Compassion for others affects own well being

Colleen Harshbarger, Morgantown

As the story about Deputy Mayor Mark Brazaitis came out recently and was posted on social media, I was saddened by the hurtful comments and ways that people chose to express disagreement with another. I supported Brazaitis as a City Council candidate and believe that when he’s in his right mind, he is a good advocate for social justice, health, and environmental issues that affect our community. These issues are all important to me.

Whether you agree with my perspective of his abilities when he’s in good health is irrelevant. It’s been clear to anyone who’s paying attention that something is off.

None of us are unaffected by mental illness, addiction or adverse childhood experiences in our family and friend networks. We might not speak about it, but it touches us all. We also all have our own “less than perfect” attributes. It’s what makes us human.

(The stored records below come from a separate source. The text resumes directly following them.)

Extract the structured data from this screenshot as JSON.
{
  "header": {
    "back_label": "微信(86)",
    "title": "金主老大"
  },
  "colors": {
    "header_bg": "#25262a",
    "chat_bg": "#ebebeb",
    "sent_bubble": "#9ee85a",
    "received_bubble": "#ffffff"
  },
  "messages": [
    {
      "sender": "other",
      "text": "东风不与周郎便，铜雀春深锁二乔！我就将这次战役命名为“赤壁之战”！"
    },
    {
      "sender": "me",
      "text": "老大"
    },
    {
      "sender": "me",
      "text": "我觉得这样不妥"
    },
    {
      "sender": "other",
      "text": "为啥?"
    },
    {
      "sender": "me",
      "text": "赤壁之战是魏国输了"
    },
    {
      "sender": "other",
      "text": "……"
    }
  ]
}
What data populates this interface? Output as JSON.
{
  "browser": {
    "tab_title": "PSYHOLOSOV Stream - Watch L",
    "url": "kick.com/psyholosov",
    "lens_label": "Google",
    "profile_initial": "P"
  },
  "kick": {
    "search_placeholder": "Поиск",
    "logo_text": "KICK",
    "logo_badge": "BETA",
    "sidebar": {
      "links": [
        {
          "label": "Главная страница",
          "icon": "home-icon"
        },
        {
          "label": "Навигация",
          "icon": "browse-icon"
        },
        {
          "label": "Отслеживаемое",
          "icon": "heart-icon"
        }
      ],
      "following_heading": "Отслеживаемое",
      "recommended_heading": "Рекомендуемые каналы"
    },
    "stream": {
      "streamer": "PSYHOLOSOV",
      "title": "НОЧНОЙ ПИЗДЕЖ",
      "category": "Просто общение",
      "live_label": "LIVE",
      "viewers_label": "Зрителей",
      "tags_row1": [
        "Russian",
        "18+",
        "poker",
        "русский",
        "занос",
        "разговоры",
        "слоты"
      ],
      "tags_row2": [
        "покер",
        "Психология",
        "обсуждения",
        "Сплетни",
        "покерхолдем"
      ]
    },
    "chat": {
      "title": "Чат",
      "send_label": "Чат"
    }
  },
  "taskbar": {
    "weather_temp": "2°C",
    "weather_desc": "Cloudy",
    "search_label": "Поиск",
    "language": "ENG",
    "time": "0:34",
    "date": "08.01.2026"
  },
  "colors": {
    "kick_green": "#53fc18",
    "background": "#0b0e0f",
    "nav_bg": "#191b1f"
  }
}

If we want a better community, we need to find ways to support each other instead of ways to tear each other down. Respectful discord in the civic and political arena create vibrant communities. But I encourage all of us to adopt a more compassionate approach.

Compassion is a practice, and just setting the intention and holding it for a minute or two can make a big difference. The next time someone triggers you (it happens to all of us), see their humanity. Try offering up a wish for their health, well being and happiness. You might be surprised at how it affects your relationship with them as well as your own well being.